Monday, 19 October 2020

AMD’s Mark Papermaster Dishes the Goods on Zen 3

As we head towards November 5 and the upcoming launch of AMD’s 5000 Series and the Zen 3 architecture, a lot of folks have had questions about various facets of the Zen 3 design. AMD shared details on the chip earlier this month and CTO Mark Papermaster was evidently willing to sit down with members of the technical press as well. In a recent interview with Anandtech, Papermaster shed light on the future of AMD designs, its IPC gains, process nodes, fabric technology, security, silicon binning, and much more. I’m going to cover the major points, but there’s plenty of additional data in the extensive interview.

Performance, Process, and Power Consumption

According to Papermaster, rearchitecting the Zen 3 core with an 8-core complex design and full access to its 32MB L3 cache was “the single biggest lever” in reducing overall latency in gaming applications. While AMD once implied that it would move to a second-generation 7nm node for this product, this guidance has since changed. The improvements it speaks of are the gains we would expect from any maturing process.

So if you look at the transistors, they have the same design guidelines from the fab. What happens of course in any semiconductor fabrication node is that they are able to make adjustments in the manufacturing process so that of course is what they’ve done, for yield improvements and such. For every quarter, the process variation is reduced over time. When you hear ‘minor variations’ of 7nm, that is what is being referred to.

As for the power efficiency improvements that give Ryzen its 24 percent improved performance per watt, Papermaster ascribes the boost to better granularity and responsiveness, as well as efficiency gains from the new eight-core complex. Further improvements to Precision Boost and to the low-level sensor network blanketing the chip have also helped AMD to reduce power consumption without changing nodes for 7nm or 12nm. The I/O die contains some unspecified “incremental improvements,” but Papermaster advises fans to look for larger gains in AMD’s next round of generational improvements.

Papermaster’s comments on specific load/store improvements are worth quoting directly:

The load/store enhancements were extensive, and it is highly impactful in its role it plays in delivering the 19% IPC. It’s really about the throughput that we can bring into our execution units. So when we widen our execution units and we widen the issue rate into our execution units it is one of the key levers that we can bring to bear. So what you’ll see as we roll out details that we have increased our throughput on both loads per cycle and stores per cycle, and again we’ll be having more details coming shortly.

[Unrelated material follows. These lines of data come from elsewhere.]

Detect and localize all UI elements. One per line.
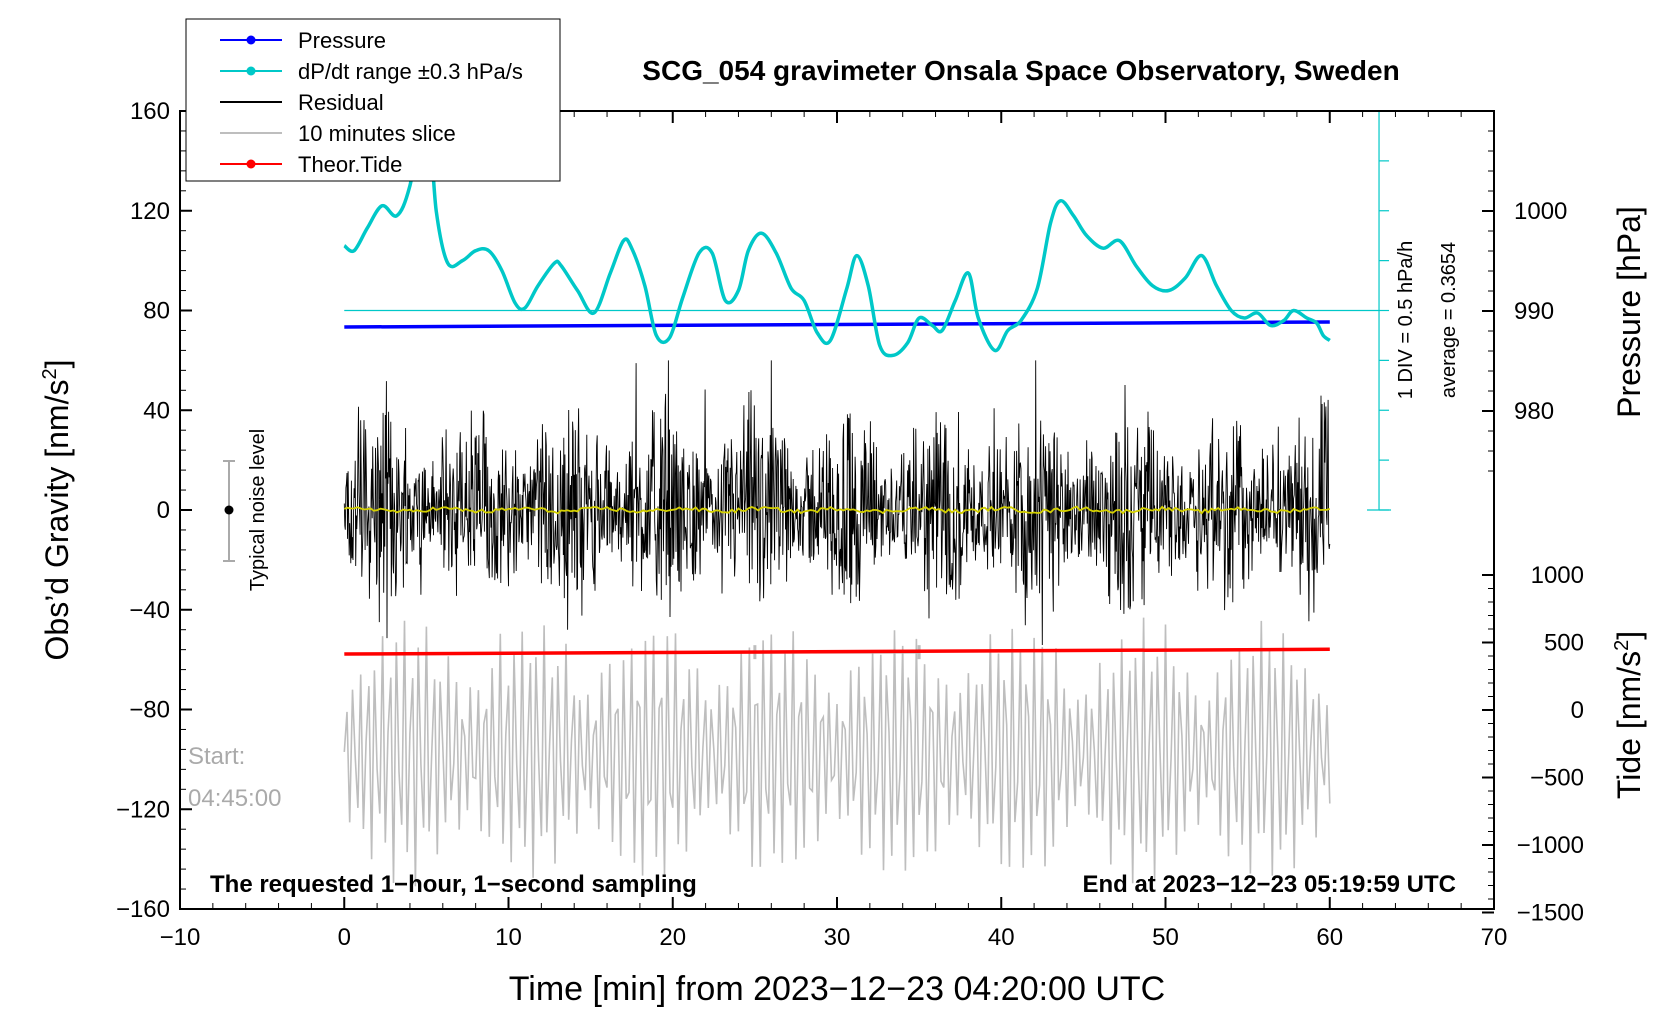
y-axis-label-gravity: Obs’d Gravity [nm/s2]: [39, 360, 75, 661]
legend-label: Theor.Tide: [298, 152, 402, 177]
legend-label: Residual: [298, 90, 384, 115]
slice-series-line: [343, 617, 1331, 887]
chart-title: SCG_054 gravimeter Onsala Space Observat…: [642, 55, 1399, 86]
y-tick-label: 40: [143, 397, 170, 424]
series-layer: [343, 110, 1392, 887]
sampling-note: The requested 1−hour, 1−second sampling: [210, 871, 697, 898]
legend-box: [185, 18, 561, 182]
dpdt-average-note: average = 0.3654: [1438, 242, 1460, 398]
y-tick-label: 0: [157, 497, 170, 524]
noise-level-label: Typical noise level: [247, 429, 269, 591]
y-tick-label: −40: [129, 597, 170, 624]
start-time: 04:45:00: [188, 785, 281, 812]
x-tick-label: 30: [824, 924, 851, 951]
legend-label: Pressure: [298, 28, 386, 53]
y-tick-label: 80: [143, 298, 170, 325]
x-tick-label: −10: [160, 924, 201, 951]
x-tick-label: 0: [338, 924, 351, 951]
y-axis-label-pressure: Pressure [hPa]: [1611, 206, 1647, 418]
legend-marker: [246, 159, 256, 169]
x-tick-label: 20: [659, 924, 686, 951]
tide-tick-label: 500: [1544, 630, 1584, 657]
x-tick-label: 60: [1316, 924, 1343, 951]
tide-tick-label: −1500: [1517, 900, 1584, 927]
x-tick-label: 10: [495, 924, 522, 951]
axis-layer: −10 0 10 20 30 40 50 60 70 −160 −120 −80 −40 0 40 80 120…: [116, 98, 1584, 951]
y-axis-label-tide: Tide [nm/s2]: [1611, 631, 1647, 799]
x-axis-label: Time [min] from 2023−12−23 04:20:00 UTC: [509, 970, 1165, 1008]
legend-label: dP/dt range ±0.3 hPa/s: [298, 59, 523, 84]
end-time-note: End at 2023−12−23 05:19:59 UTC: [1082, 871, 1456, 898]
x-tick-label: 40: [988, 924, 1015, 951]
start-label: Start:: [188, 743, 245, 770]
legend-marker: [246, 66, 256, 76]
x-tick-label: 50: [1152, 924, 1179, 951]
tide-tick-label: −500: [1530, 765, 1584, 792]
legend: Pressure dP/dt range ±0.3 hPa/s Residual 10…: [185, 18, 561, 182]
noise-level-indicator: [223, 460, 235, 562]
pressure-tick-label: 980: [1514, 398, 1554, 425]
residual-smoothed-line: [343, 505, 1331, 515]
tide-tick-label: 0: [1571, 697, 1584, 724]
y-tick-label: 120: [130, 198, 170, 225]
legend-marker: [246, 35, 256, 45]
dpdt-series-line: [343, 111, 1331, 358]
tide-tick-label: −1000: [1517, 832, 1584, 859]
y-tick-label: −80: [129, 697, 170, 724]
tide-series-line: [344, 647, 1330, 656]
y-tick-label: 160: [130, 98, 170, 125]
x-tick-label: 70: [1481, 924, 1508, 951]
y-tick-label: −120: [116, 796, 170, 823]
legend-label: 10 minutes slice: [298, 121, 456, 146]
pressure-tick-label: 990: [1514, 298, 1554, 325]
y-tick-label: −160: [116, 896, 170, 923]
residual-series-line: [343, 360, 1331, 646]
pressure-tick-label: 1000: [1514, 198, 1567, 225]
tide-tick-label: 1000: [1531, 562, 1584, 589]
dpdt-div-note: 1 DIV = 0.5 hPa/h: [1395, 241, 1417, 399]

Note: AMD considers Zen 3 to be a full redesign of the original Zen architecture. This is a point we’ve actually heard from more than just him. The entire reason AMD has gotten this type of improvement out of the chip is that AMD rebuilt the core. The expected IPC + clock speed improvement for the 5000 series over the 3000 series is ~1.24x, though this may or may not apply to the 5950X the way it does the other CPUs. The 5950X is the most likely CPU to run into the TDP limits AMD builds into AM4.

Papermaster’s response to a question about new markets AMD might branch into is particularly interesting. According to him, AMD is not pursuing “the markets that may have a lot of media attention but are not well matched to the kind of high performance and incredible focus that we have at AMD. We want to deliver high performance at a value to the industry.” It is not clear what this means for the rumors of a Xilinx acquisition or if those rumors were credible in the first place. A Xilinx purchase would likely focus on AI and 5G, but AMD’s consistent messaging on chips is that it isn’t focused on adding narrow support for specific fields right now. As such, it isn’t clear if the CPU manufacturer would consider an FPGA business to be a complementary purchase.

As far as Zen 3 goes, we’ll see what they’ve brought to the table, come November 5.